The Digital Color Sensor
The pixel sensors in and of themselves do not differentiate between different wavelengths. By putting color filters in front of them, the pixel sensors will have distinct response curves based on the wavelength of the light.
If we use green, red, and blue color filters, some pixel sensors will only receive green light, some will only receive red light, and some only blue light (in reality, they'll have response curves similar to how our eyes' cones do). Today, cameras almost exclusively use a so-called Bayer filter. With such a filter, there are twice as many green pixel sensors as there are red or blue. It looks like this:
The digital camera now has color information, but it also looses a lot of information. It only knows what the level of red is for 1/4 of all pixels. Likewise for blue. For green, it knows what the level is for 1/2 of all pixels. In other words: 66 percent of the data is missing. The process of recreating full color information for all pixels is called debayering. This involves advanced algorithms which will interpolate the existing information into a full-resolution color image.

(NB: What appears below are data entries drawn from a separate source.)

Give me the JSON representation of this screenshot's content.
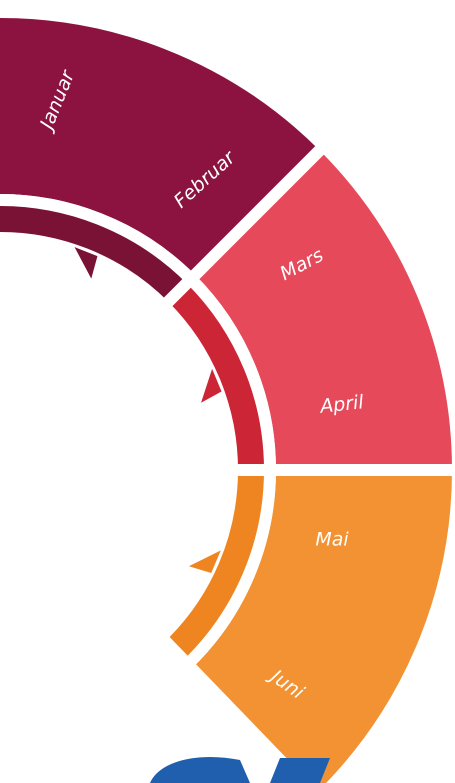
{
  "months": [
    "Januar",
    "Februar",
    "Mars",
    "April",
    "Mai",
    "Juni"
  ]
}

A simple interpolation would cause a lot of artifacts, and over the years, more and more advanced methods have been developed by various debayering algorithms to work around these. As an example of a problem, most debayering algorithms rely heavily upon the green pixels for luminosity. As a result, almost all debayering algorithms perform poorly in areas that are mostly red. Here's a cutout of an image taken with an iPhone 6:
Note how the letters C and T of the large “PRODUCT” written on the inside of the iPad cover are extremely fuzzy compared to the black text in the booklet. It seems like the denoise part of the debayering is getting confused by the lack of green information in the part of the image that's the iPad cover.
Compensating for Imperfections
Aside from recreating color information, the image processor inside the camera will also do a handful of other adjustments to the image.

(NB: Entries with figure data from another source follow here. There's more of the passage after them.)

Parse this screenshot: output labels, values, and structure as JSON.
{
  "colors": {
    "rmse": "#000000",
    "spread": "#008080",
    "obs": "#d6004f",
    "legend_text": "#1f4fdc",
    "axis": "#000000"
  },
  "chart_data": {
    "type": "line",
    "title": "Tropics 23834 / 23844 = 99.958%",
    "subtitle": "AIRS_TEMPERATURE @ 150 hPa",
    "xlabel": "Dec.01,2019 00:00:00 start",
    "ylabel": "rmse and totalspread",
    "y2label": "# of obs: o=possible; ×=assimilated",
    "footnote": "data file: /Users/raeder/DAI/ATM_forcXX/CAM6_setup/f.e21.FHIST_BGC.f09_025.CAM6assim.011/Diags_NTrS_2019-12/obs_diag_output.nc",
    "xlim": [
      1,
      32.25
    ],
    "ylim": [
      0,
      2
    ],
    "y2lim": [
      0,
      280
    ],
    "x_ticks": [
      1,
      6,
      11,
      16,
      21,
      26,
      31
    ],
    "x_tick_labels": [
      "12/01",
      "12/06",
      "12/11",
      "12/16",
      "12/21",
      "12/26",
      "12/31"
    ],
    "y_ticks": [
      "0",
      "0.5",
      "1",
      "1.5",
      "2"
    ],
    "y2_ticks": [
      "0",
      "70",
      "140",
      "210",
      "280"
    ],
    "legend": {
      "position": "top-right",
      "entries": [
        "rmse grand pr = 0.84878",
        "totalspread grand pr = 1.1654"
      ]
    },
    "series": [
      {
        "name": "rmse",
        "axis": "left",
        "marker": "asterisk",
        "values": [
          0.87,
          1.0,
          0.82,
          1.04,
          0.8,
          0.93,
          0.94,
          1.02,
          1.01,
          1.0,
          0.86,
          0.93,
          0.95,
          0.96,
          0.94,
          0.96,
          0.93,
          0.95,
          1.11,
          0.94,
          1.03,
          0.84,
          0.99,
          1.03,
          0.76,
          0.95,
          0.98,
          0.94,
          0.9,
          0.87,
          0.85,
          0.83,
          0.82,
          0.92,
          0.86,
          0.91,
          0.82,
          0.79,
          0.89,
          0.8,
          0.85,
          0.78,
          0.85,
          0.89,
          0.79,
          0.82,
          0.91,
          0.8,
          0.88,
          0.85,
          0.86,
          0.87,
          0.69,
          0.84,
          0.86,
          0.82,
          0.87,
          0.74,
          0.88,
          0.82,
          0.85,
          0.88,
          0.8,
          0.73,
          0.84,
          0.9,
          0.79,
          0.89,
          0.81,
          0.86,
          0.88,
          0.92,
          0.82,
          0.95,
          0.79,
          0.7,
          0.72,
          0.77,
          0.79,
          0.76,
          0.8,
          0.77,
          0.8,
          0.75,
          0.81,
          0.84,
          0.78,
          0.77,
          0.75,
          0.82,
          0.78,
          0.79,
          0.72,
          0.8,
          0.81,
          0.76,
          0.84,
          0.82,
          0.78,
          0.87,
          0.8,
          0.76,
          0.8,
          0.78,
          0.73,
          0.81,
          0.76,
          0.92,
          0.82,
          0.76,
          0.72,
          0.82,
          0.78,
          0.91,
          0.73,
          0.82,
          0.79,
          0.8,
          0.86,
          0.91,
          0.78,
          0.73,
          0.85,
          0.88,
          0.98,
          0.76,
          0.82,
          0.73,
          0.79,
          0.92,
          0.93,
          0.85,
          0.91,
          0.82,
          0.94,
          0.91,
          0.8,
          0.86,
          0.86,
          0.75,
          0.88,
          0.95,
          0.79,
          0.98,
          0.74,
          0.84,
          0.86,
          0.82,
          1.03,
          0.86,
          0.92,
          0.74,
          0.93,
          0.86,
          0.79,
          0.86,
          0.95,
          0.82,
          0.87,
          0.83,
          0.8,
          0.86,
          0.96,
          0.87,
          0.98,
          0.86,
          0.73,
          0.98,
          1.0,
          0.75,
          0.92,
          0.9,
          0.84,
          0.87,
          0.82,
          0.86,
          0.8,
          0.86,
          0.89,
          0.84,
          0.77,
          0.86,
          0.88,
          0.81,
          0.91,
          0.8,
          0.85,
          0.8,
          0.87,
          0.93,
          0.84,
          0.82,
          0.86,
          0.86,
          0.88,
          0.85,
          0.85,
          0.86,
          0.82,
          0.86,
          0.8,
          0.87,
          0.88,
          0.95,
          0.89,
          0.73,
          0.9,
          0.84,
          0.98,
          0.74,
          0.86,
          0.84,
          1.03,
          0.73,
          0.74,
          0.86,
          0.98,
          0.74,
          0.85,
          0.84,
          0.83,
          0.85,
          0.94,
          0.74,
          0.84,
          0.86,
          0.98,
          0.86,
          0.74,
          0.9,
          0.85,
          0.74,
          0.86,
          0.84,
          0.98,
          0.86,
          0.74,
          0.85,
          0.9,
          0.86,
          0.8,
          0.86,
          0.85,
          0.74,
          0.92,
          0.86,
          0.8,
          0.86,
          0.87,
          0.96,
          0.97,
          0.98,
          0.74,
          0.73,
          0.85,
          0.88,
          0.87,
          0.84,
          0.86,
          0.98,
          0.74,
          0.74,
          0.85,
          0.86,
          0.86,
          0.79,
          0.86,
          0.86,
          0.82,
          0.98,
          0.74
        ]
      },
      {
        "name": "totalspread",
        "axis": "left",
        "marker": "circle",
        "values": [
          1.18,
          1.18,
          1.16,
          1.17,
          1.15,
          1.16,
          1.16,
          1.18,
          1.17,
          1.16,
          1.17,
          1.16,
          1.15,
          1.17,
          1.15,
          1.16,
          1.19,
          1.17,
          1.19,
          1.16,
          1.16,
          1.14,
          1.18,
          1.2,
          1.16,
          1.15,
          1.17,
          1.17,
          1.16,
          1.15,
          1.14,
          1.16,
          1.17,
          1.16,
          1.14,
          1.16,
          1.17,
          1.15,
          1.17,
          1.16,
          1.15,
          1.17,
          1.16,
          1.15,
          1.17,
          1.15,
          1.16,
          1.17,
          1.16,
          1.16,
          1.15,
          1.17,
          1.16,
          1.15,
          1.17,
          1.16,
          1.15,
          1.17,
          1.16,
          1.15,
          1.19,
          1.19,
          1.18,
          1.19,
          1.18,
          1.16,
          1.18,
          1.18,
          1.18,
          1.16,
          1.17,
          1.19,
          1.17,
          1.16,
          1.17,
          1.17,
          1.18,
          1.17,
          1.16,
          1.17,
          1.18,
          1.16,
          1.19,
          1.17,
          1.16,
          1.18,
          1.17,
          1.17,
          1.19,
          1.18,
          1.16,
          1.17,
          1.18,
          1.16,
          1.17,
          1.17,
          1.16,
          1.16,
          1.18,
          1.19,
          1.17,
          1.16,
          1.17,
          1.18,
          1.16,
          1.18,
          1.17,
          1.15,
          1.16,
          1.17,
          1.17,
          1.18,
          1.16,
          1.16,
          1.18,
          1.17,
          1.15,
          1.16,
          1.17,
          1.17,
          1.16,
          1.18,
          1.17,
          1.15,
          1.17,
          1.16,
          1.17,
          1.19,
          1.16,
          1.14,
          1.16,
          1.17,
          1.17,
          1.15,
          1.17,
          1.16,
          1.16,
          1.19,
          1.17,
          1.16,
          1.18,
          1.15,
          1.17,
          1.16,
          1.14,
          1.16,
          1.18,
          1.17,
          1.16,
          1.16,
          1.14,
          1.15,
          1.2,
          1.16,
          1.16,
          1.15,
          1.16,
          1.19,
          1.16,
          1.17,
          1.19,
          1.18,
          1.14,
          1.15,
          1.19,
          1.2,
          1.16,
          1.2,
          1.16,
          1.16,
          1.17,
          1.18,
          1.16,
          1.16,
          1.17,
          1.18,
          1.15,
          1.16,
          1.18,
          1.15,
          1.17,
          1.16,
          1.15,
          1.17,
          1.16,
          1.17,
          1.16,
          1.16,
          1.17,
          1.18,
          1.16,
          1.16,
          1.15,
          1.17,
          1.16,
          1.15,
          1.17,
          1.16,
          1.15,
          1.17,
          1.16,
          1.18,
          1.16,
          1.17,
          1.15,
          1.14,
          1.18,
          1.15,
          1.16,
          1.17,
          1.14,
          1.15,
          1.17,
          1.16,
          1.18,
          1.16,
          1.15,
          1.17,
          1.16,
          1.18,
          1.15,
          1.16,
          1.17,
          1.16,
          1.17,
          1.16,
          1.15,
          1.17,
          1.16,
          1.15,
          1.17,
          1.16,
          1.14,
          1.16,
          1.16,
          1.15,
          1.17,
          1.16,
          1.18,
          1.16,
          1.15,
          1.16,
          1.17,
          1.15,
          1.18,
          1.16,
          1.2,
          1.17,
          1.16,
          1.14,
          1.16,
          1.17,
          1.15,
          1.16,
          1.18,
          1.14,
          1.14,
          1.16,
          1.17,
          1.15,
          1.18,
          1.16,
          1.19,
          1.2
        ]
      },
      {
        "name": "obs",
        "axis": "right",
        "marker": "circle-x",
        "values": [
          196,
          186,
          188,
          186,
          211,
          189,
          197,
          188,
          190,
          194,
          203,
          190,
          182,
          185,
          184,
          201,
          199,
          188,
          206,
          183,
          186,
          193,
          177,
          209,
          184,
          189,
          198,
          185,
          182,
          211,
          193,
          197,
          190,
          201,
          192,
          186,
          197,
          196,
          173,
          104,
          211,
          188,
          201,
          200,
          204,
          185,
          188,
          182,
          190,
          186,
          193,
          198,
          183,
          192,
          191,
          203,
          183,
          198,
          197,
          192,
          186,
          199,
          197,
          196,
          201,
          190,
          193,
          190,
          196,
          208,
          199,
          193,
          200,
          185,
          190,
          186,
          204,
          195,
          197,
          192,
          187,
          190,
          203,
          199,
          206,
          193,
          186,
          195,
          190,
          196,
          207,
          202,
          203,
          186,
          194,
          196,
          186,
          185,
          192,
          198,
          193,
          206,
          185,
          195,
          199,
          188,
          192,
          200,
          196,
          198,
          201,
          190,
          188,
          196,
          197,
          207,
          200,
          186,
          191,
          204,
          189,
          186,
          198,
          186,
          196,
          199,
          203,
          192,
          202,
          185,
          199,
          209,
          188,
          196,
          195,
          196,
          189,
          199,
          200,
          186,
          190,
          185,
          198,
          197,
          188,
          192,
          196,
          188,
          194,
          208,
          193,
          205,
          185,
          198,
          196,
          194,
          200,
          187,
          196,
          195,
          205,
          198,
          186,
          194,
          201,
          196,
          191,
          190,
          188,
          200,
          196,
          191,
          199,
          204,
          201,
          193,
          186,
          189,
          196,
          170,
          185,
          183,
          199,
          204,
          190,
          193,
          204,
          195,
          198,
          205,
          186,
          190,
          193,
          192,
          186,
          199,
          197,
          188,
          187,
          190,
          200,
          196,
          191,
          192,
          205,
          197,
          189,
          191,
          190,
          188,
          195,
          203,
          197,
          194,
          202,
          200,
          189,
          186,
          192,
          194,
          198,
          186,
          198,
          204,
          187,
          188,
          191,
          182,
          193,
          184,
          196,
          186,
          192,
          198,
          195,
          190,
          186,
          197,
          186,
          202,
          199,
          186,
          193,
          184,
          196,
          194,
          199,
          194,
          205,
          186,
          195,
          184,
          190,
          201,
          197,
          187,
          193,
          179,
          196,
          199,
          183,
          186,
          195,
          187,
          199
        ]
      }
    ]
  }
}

As image sensors have more and more pixels, the likelihood of some of these pixels being defect increases. Quite often, the camera will have a list of pixels (sometimes entire rows) which are misbehaving. During the image processing of the raw image data, the image processor will fix up any dead pixels.
Image sensors have pixels that are outside the area that receives visible light. These image sensor pixels will always be black. Their readout value, however, is not 0. But these pixels allow the image processor to adjust the image's black level by subtracting the value of those pixels from the ones that contain the actual image. This way, the image processor can also compensate for most inter-row variations in the image sensor (and/or ADC).
The final step of a digital camera is to write the image data to a file. In just about all cases, digital photos are saved as JPEGs. JPEG compression modifies the image data in order to heavily compress it. The pixel data in an iPhone 6 image takes up almost 23 MB (3.264 x 2.448 x 3 = 23.970.816), while the JPEG files for such an image are typically 1.5 to 2.5 MB. Read more about JPEG compression in issue #3.
Some digital cameras allow the user to save a so-called RAW file. The camera's image processor will still have done some work on the raw image data coming off the sensor, but the file will contain something very close to the real pixel values. The benefit of this is that we can do the debayering at a later point.
For example, the debayering built into OS X is more powerful than that of most DSLRs. Working on a RAW file of a supported camera allows us to make more adjustments to the images without losing image quality, as we would when working on the data contained in the JPEG file. The RAW image processing of Core Image will apply various user-defined adjustments to the image as part of the debayering. When working on JPEG images, adjustments can only be done after the fact.
CoreImage/CIRAWFilter.h in the OS X SDK, and WWDC 2014 session 514 at 32:40 for more details.
Digital cameras of today are the result of decades of research and engineering. We've barely scratched the surface of all the technologies involved. But with this, we hope you will be able to get more out of your (iPhone) camera... and make better photo apps for iOS and OS X.